Eurozone interest rates have been left unchanged at 4 per cent by the European Central Bank as the threat of slower growth in the 13-country region offsets the dangers posed by higher inflation.

Thursday’s decision was widely expected, especially as ECB officials have continued to argue that more time is needed to assess the macroeconomic impact of the global credit squeeze.

High eurozone inflation, which hit 3 per cent in November, would in other circumstances have strengthened the case for increasing official borrowing costs. However, fresh ECB forecasts are expected to show the central bank has become more pessimistic about the growth outlook – while the strong euro has also severely limited its room for manoeuvre.

Financial markets will be listening to hear whether Jean-Claude Trichet, ECB president, announces fresh measures to ease money market tensions. This week has seen a renewed surge in market interest rates to fresh highs. Last week, the ECB announced emergency steps to avert a funding crisis at the end of the year, when banks will want to show strong liquidity positions on their books.

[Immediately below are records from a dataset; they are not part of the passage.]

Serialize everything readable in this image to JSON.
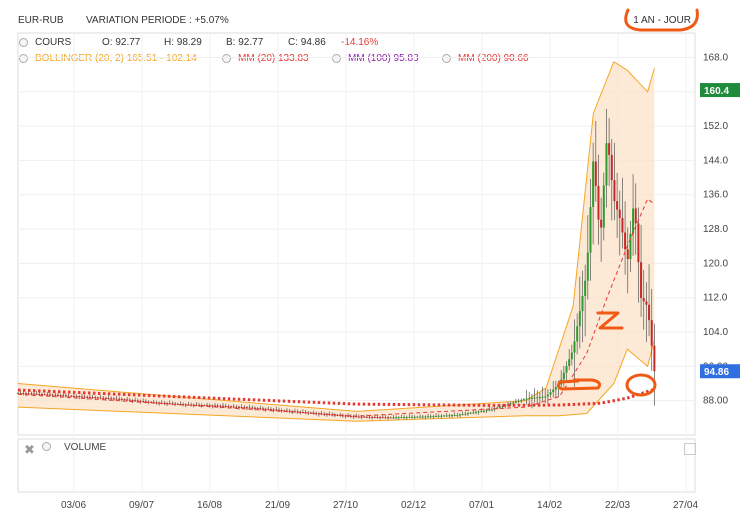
{
  "header": {
    "symbol": "EUR-RUB",
    "variation": "VARIATION PERIODE : +5.07%",
    "period": "1 AN - JOUR"
  },
  "legend": {
    "cours_label": "COURS",
    "open": "O: 92.77",
    "high": "H: 98.29",
    "low": "B: 92.77",
    "close": "C: 94.86",
    "change": "-14.16%",
    "bollinger": "BOLLINGER (20, 2) 165.51 - 102.14",
    "mm20": "MM (20) 133.83",
    "mm100": "MM (100) 95.83",
    "mm200": "MM (200) 90.66"
  },
  "volume_panel": {
    "label": "VOLUME"
  },
  "price_badges": {
    "upper": "160.4",
    "last": "94.86"
  },
  "colors": {
    "bollinger": "#f5a623",
    "bollinger_fill": "#fbe3c8",
    "mm20": "#e53935",
    "mm100": "#8e24aa",
    "mm200": "#e53935",
    "up": "#2e9b2e",
    "down": "#c62828",
    "badge_upper": "#1e8c3a",
    "badge_last": "#2f6fe0",
    "annotation": "#f05a14"
  },
  "chart_data": {
    "type": "candlestick",
    "y_ticks": [
      "168.0",
      "160.0",
      "152.0",
      "144.0",
      "136.0",
      "128.0",
      "120.0",
      "112.0",
      "104.0",
      "96.00",
      "88.00"
    ],
    "x_ticks": [
      "03/06",
      "09/07",
      "16/08",
      "21/09",
      "27/10",
      "02/12",
      "07/01",
      "14/02",
      "22/03",
      "27/04"
    ],
    "ylim": [
      80,
      173
    ],
    "grid": true,
    "series": [
      {
        "name": "COURS",
        "points": [
          [
            0,
            89.8
          ],
          [
            0.05,
            89.4
          ],
          [
            0.1,
            88.9
          ],
          [
            0.15,
            88.4
          ],
          [
            0.2,
            87.6
          ],
          [
            0.25,
            87.1
          ],
          [
            0.3,
            86.8
          ],
          [
            0.35,
            86.3
          ],
          [
            0.4,
            85.6
          ],
          [
            0.45,
            84.9
          ],
          [
            0.5,
            84.3
          ],
          [
            0.55,
            84.1
          ],
          [
            0.6,
            84.3
          ],
          [
            0.65,
            84.7
          ],
          [
            0.7,
            86.0
          ],
          [
            0.75,
            88.5
          ],
          [
            0.78,
            89.0
          ],
          [
            0.8,
            92
          ],
          [
            0.82,
            100
          ],
          [
            0.84,
            118
          ],
          [
            0.85,
            145
          ],
          [
            0.86,
            125
          ],
          [
            0.87,
            150
          ],
          [
            0.88,
            135
          ],
          [
            0.89,
            130
          ],
          [
            0.9,
            120
          ],
          [
            0.91,
            135
          ],
          [
            0.92,
            112
          ],
          [
            0.93,
            110
          ],
          [
            0.94,
            94.86
          ]
        ]
      },
      {
        "name": "BOLLINGER (20, 2)",
        "upper": [
          [
            0,
            92
          ],
          [
            0.5,
            85.5
          ],
          [
            0.75,
            88
          ],
          [
            0.78,
            91
          ],
          [
            0.82,
            110
          ],
          [
            0.85,
            155
          ],
          [
            0.88,
            167
          ],
          [
            0.9,
            165
          ],
          [
            0.93,
            160
          ],
          [
            0.94,
            165.5
          ]
        ],
        "lower": [
          [
            0,
            86.5
          ],
          [
            0.5,
            83.2
          ],
          [
            0.75,
            84.5
          ],
          [
            0.8,
            84.5
          ],
          [
            0.84,
            85
          ],
          [
            0.88,
            92
          ],
          [
            0.9,
            100
          ],
          [
            0.93,
            96
          ],
          [
            0.94,
            102.14
          ]
        ]
      },
      {
        "name": "MM (20)",
        "points": [
          [
            0,
            89.5
          ],
          [
            0.5,
            84.4
          ],
          [
            0.75,
            86.5
          ],
          [
            0.8,
            89
          ],
          [
            0.84,
            99
          ],
          [
            0.87,
            112
          ],
          [
            0.9,
            124
          ],
          [
            0.93,
            135
          ],
          [
            0.94,
            133.83
          ]
        ]
      },
      {
        "name": "MM (200)",
        "points": [
          [
            0,
            90.5
          ],
          [
            0.3,
            88.5
          ],
          [
            0.5,
            87.2
          ],
          [
            0.7,
            86.9
          ],
          [
            0.8,
            87.0
          ],
          [
            0.86,
            87.4
          ],
          [
            0.9,
            88.6
          ],
          [
            0.94,
            90.66
          ]
        ]
      }
    ]
  }
}
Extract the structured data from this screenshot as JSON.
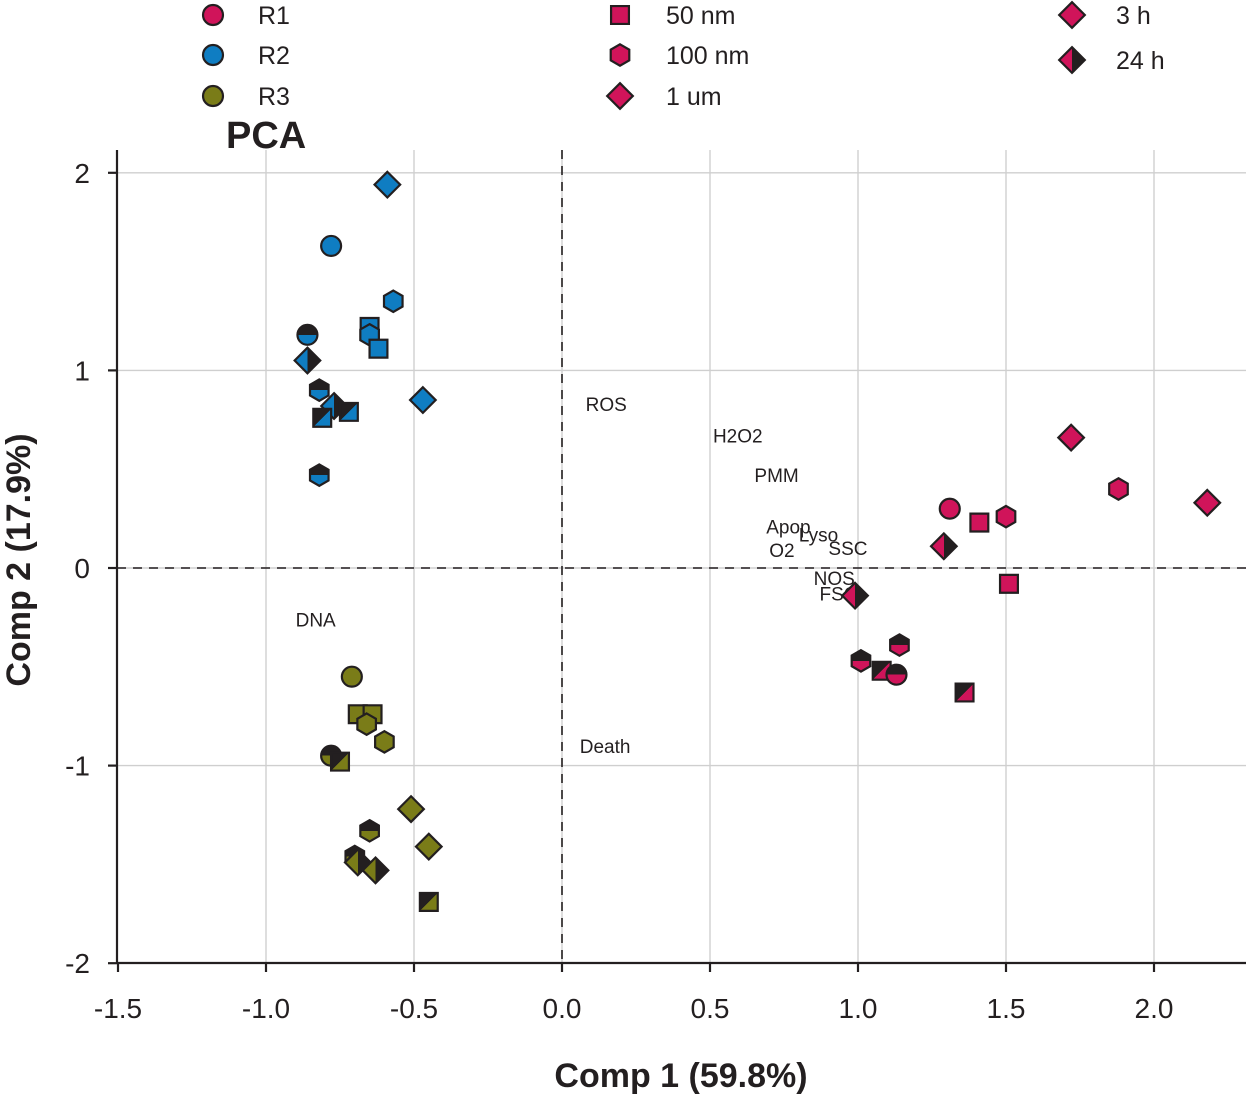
{
  "chart_data": {
    "type": "scatter",
    "title": "PCA",
    "xlabel": "Comp 1 (59.8%)",
    "ylabel": "Comp 2 (17.9%)",
    "xlim": [
      -1.5,
      2.3
    ],
    "ylim": [
      -2.0,
      2.1
    ],
    "xticks": [
      -1.5,
      -1.0,
      -0.5,
      0.0,
      0.5,
      1.0,
      1.5,
      2.0
    ],
    "xtick_labels": [
      "-1.5",
      "-1.0",
      "-0.5",
      "0.0",
      "0.5",
      "1.0",
      "1.5",
      "2.0"
    ],
    "yticks": [
      -2,
      -1,
      0,
      1,
      2
    ],
    "ytick_labels": [
      "-2",
      "-1",
      "0",
      "1",
      "2"
    ],
    "grid": true,
    "zero_lines": "dashed",
    "colors": {
      "R1": "#d0145a",
      "R2": "#0f7dc2",
      "R3": "#7a7c18",
      "dark": "#231f20"
    },
    "legend": {
      "replicate": [
        {
          "label": "R1",
          "color": "R1",
          "shape": "circle"
        },
        {
          "label": "R2",
          "color": "R2",
          "shape": "circle"
        },
        {
          "label": "R3",
          "color": "R3",
          "shape": "circle"
        }
      ],
      "size": [
        {
          "label": "50 nm",
          "shape": "square"
        },
        {
          "label": "100 nm",
          "shape": "hexagon"
        },
        {
          "label": "1 um",
          "shape": "diamond"
        }
      ],
      "time": [
        {
          "label": "3 h",
          "shape": "diamond",
          "fill": "full"
        },
        {
          "label": "24 h",
          "shape": "diamond",
          "fill": "half"
        }
      ]
    },
    "variables": [
      {
        "label": "ROS",
        "x": 0.08,
        "y": 0.83
      },
      {
        "label": "H2O2",
        "x": 0.51,
        "y": 0.67
      },
      {
        "label": "PMM",
        "x": 0.65,
        "y": 0.47
      },
      {
        "label": "Apop",
        "x": 0.69,
        "y": 0.21
      },
      {
        "label": "Lyso",
        "x": 0.8,
        "y": 0.17
      },
      {
        "label": "O2",
        "x": 0.7,
        "y": 0.09
      },
      {
        "label": "SSC",
        "x": 0.9,
        "y": 0.1
      },
      {
        "label": "NOS",
        "x": 0.85,
        "y": -0.05
      },
      {
        "label": "FSC",
        "x": 0.87,
        "y": -0.13
      },
      {
        "label": "DNA",
        "x": -0.9,
        "y": -0.26
      },
      {
        "label": "Death",
        "x": 0.06,
        "y": -0.9
      }
    ],
    "points": [
      {
        "rep": "R1",
        "shape": "circle",
        "time": "3h",
        "x": 1.31,
        "y": 0.3
      },
      {
        "rep": "R1",
        "shape": "square",
        "time": "3h",
        "x": 1.41,
        "y": 0.23
      },
      {
        "rep": "R1",
        "shape": "hexagon",
        "time": "3h",
        "x": 1.5,
        "y": 0.26
      },
      {
        "rep": "R1",
        "shape": "square",
        "time": "3h",
        "x": 1.51,
        "y": -0.08
      },
      {
        "rep": "R1",
        "shape": "diamond",
        "time": "3h",
        "x": 1.72,
        "y": 0.66
      },
      {
        "rep": "R1",
        "shape": "hexagon",
        "time": "3h",
        "x": 1.88,
        "y": 0.4
      },
      {
        "rep": "R1",
        "shape": "diamond",
        "time": "3h",
        "x": 2.18,
        "y": 0.33
      },
      {
        "rep": "R1",
        "shape": "diamond",
        "time": "24h",
        "x": 1.29,
        "y": 0.11
      },
      {
        "rep": "R1",
        "shape": "diamond",
        "time": "24h",
        "x": 0.99,
        "y": -0.14
      },
      {
        "rep": "R1",
        "shape": "hexagon",
        "time": "24h",
        "x": 1.14,
        "y": -0.39
      },
      {
        "rep": "R1",
        "shape": "hexagon",
        "time": "24h",
        "x": 1.01,
        "y": -0.47
      },
      {
        "rep": "R1",
        "shape": "square",
        "time": "24h",
        "x": 1.08,
        "y": -0.52
      },
      {
        "rep": "R1",
        "shape": "circle",
        "time": "24h",
        "x": 1.13,
        "y": -0.54
      },
      {
        "rep": "R1",
        "shape": "square",
        "time": "24h",
        "x": 1.36,
        "y": -0.63
      },
      {
        "rep": "R2",
        "shape": "diamond",
        "time": "3h",
        "x": -0.59,
        "y": 1.94
      },
      {
        "rep": "R2",
        "shape": "circle",
        "time": "3h",
        "x": -0.78,
        "y": 1.63
      },
      {
        "rep": "R2",
        "shape": "hexagon",
        "time": "3h",
        "x": -0.57,
        "y": 1.35
      },
      {
        "rep": "R2",
        "shape": "square",
        "time": "3h",
        "x": -0.65,
        "y": 1.22
      },
      {
        "rep": "R2",
        "shape": "hexagon",
        "time": "3h",
        "x": -0.65,
        "y": 1.18
      },
      {
        "rep": "R2",
        "shape": "square",
        "time": "3h",
        "x": -0.62,
        "y": 1.11
      },
      {
        "rep": "R2",
        "shape": "diamond",
        "time": "3h",
        "x": -0.47,
        "y": 0.85
      },
      {
        "rep": "R2",
        "shape": "circle",
        "time": "24h",
        "x": -0.86,
        "y": 1.18
      },
      {
        "rep": "R2",
        "shape": "diamond",
        "time": "24h",
        "x": -0.86,
        "y": 1.05
      },
      {
        "rep": "R2",
        "shape": "hexagon",
        "time": "24h",
        "x": -0.82,
        "y": 0.9
      },
      {
        "rep": "R2",
        "shape": "diamond",
        "time": "24h",
        "x": -0.77,
        "y": 0.82
      },
      {
        "rep": "R2",
        "shape": "square",
        "time": "24h",
        "x": -0.72,
        "y": 0.79
      },
      {
        "rep": "R2",
        "shape": "square",
        "time": "24h",
        "x": -0.81,
        "y": 0.76
      },
      {
        "rep": "R2",
        "shape": "hexagon",
        "time": "24h",
        "x": -0.82,
        "y": 0.47
      },
      {
        "rep": "R3",
        "shape": "circle",
        "time": "3h",
        "x": -0.71,
        "y": -0.55
      },
      {
        "rep": "R3",
        "shape": "square",
        "time": "3h",
        "x": -0.69,
        "y": -0.74
      },
      {
        "rep": "R3",
        "shape": "square",
        "time": "3h",
        "x": -0.64,
        "y": -0.74
      },
      {
        "rep": "R3",
        "shape": "hexagon",
        "time": "3h",
        "x": -0.66,
        "y": -0.79
      },
      {
        "rep": "R3",
        "shape": "hexagon",
        "time": "3h",
        "x": -0.6,
        "y": -0.88
      },
      {
        "rep": "R3",
        "shape": "diamond",
        "time": "3h",
        "x": -0.51,
        "y": -1.22
      },
      {
        "rep": "R3",
        "shape": "diamond",
        "time": "3h",
        "x": -0.45,
        "y": -1.41
      },
      {
        "rep": "R3",
        "shape": "circle",
        "time": "24h",
        "x": -0.78,
        "y": -0.95
      },
      {
        "rep": "R3",
        "shape": "square",
        "time": "24h",
        "x": -0.75,
        "y": -0.98
      },
      {
        "rep": "R3",
        "shape": "hexagon",
        "time": "24h",
        "x": -0.65,
        "y": -1.33
      },
      {
        "rep": "R3",
        "shape": "hexagon",
        "time": "24h",
        "x": -0.7,
        "y": -1.46
      },
      {
        "rep": "R3",
        "shape": "diamond",
        "time": "24h",
        "x": -0.69,
        "y": -1.49
      },
      {
        "rep": "R3",
        "shape": "diamond",
        "time": "24h",
        "x": -0.63,
        "y": -1.53
      },
      {
        "rep": "R3",
        "shape": "square",
        "time": "24h",
        "x": -0.45,
        "y": -1.69
      }
    ]
  }
}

Some economists had speculated that the ECB might cut the interest rate incurred on its marginal lending facility, which acts as an emergency fund for banks with sudden liquidity shortages.

Mr Trichet may emphasise again at his press conference on Thursday afternoon that the ECB sees a clear distinction between its efforts to improve the functioning of financial markets and its main task of combating inflation.

Further insight into the ECB’s thinking will come from its updated forecasts. It is expected to lower its forecasts for 2008 eurozone growth and to stress "downside" risks ahead. The bank's policymakers have been taken aback by the wave of bank write-downs and significant tensions have re-emerged in credit markets. At the same time, its 2008 inflation forecast is expected to be revised significantly higher than the range with a mid-point of 2 per cent foreseen in September. A crucial factor will be its 2009 inflation forecast. A projected decline back within its target of an annual rate "below but close" to 2 per cent would reinforce the view that there is no need for official borrowing costs to go higher.